I suddenly realized that there have been nine months since I started hiking the mountains. I am thinking now about all the steps I made, all the hills I climbed and all the people I met, and seems that I changed. I almost need a new bio. I do need a new bio.
Hiking is not about hitting the mileage, nor reaching the heights. it’s about finding one place that makes me feel out of my life but still happy. The different life, where everything is closer to primal instincts, where even if I seek for best technology for tracking trails and best shoes, and best Instagram story, I still am going back to basics.
I am in a time of my life when everything is kind of sorted out, my kids grew up, I have a great job that I really like, I feel like I paid the debt to the humankind. And now I need a place of my own, something that would pull me out of everyday routine. I started hiking. Just like that. Exploring. With people, I didn’t know nine months ago, and today they are without much talk one of my best friends. Today everything seems so different.
One would call this process “finding myself”, ok. Name it like that. If I am now a hiker, a mountaineer, a climber, let it be. Sounds cool, right? But a hiker and a mountaineer is a person changed, with more strength, better stamina in all spheres of their lives. It might be that not all mountaineers are the same, but let me believe it’s like that. And if I feel changed I also know it affects other spheres of my life, my children, my job.

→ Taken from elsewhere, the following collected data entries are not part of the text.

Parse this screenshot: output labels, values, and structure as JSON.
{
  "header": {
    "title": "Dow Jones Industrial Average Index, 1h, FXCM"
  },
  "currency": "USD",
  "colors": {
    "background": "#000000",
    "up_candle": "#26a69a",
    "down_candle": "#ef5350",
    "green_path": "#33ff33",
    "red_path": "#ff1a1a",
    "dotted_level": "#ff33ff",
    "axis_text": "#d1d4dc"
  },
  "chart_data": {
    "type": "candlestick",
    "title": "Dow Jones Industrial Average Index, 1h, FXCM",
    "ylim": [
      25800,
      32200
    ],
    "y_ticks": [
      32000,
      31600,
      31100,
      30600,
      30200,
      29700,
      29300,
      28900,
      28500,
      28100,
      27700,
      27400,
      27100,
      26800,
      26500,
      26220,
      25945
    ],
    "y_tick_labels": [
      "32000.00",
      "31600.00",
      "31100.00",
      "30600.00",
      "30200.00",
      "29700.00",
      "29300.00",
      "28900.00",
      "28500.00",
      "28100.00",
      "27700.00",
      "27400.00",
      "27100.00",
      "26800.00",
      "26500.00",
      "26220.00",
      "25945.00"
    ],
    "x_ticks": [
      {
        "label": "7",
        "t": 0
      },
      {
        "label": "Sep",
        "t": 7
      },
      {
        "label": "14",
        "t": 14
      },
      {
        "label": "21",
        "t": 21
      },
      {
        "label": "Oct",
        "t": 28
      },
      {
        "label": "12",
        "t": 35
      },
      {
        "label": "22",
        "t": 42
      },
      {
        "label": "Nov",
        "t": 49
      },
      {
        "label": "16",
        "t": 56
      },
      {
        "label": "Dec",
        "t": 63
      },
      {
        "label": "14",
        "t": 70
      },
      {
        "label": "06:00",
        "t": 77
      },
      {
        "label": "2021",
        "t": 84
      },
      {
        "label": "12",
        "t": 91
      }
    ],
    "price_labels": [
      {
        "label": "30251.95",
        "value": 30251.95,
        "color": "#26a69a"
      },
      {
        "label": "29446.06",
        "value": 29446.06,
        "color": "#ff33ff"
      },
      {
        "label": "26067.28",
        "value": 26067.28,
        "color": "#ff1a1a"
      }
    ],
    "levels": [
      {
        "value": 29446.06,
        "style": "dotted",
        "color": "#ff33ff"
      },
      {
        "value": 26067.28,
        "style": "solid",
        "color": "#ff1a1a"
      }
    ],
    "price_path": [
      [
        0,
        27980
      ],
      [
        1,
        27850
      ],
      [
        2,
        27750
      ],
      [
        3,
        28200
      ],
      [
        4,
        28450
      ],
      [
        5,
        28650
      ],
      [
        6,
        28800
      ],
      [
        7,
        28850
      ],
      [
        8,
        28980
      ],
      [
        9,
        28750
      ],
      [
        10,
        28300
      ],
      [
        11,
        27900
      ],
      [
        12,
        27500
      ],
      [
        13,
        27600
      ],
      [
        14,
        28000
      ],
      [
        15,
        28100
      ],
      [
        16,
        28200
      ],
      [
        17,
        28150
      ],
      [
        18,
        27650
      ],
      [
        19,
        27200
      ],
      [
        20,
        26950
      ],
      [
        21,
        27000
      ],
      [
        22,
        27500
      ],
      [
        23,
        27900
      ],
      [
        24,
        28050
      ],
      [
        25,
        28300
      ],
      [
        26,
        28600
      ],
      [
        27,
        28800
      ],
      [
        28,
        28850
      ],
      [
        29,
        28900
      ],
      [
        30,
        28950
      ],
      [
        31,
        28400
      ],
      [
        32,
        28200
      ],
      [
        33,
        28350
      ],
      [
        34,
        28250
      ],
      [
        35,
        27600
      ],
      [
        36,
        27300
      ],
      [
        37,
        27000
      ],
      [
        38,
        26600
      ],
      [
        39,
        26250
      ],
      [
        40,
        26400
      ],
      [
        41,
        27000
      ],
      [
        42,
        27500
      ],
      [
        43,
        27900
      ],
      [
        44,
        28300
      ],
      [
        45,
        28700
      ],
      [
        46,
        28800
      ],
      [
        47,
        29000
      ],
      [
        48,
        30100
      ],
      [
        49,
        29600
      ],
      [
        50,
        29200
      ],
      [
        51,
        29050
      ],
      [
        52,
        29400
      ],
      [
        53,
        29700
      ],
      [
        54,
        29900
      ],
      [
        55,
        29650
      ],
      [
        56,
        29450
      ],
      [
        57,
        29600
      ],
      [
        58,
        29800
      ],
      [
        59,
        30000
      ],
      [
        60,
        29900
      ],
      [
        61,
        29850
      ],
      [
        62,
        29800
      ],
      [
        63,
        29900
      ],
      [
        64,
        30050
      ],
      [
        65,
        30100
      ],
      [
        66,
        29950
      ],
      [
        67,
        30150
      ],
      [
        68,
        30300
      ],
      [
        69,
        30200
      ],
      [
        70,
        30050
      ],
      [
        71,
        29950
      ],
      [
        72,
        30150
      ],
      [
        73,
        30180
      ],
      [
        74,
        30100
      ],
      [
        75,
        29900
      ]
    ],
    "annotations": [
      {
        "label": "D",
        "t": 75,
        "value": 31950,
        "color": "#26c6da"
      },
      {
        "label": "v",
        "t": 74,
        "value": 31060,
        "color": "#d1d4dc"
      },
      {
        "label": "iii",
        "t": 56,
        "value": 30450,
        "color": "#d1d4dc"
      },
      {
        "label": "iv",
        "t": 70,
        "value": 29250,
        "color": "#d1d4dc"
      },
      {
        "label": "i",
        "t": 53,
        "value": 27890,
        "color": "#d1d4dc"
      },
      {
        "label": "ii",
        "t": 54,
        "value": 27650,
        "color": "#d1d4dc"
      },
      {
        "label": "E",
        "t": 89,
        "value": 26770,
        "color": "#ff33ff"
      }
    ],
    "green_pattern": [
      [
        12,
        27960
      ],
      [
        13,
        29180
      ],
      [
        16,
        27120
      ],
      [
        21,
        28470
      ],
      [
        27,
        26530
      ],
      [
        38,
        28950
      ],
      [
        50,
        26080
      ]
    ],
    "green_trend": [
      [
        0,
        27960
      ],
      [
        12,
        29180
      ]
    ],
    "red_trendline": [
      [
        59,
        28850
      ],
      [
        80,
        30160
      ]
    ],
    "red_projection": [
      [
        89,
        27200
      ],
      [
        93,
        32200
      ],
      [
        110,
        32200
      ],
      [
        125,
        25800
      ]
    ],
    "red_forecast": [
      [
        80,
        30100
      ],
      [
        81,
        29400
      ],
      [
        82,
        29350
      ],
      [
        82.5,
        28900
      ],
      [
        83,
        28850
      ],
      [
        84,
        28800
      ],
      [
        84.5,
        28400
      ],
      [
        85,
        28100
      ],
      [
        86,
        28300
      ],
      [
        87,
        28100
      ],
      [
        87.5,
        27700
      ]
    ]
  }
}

Sometimes it feels that if I am in this mountain world it seems that it is completely detached from the other world, of ordinary people world. And still, I only have a glimpse of what the real world of hikers looks like, as I am just a beginner. I am somewhere in between, willing to connect these two worlds, which means getting deeper into hikers world, but trying to explain what I am doing to the “ordinary world”. Why? I don’t know. I just feel so good when I am on the mountain that I simply want to share it with the world.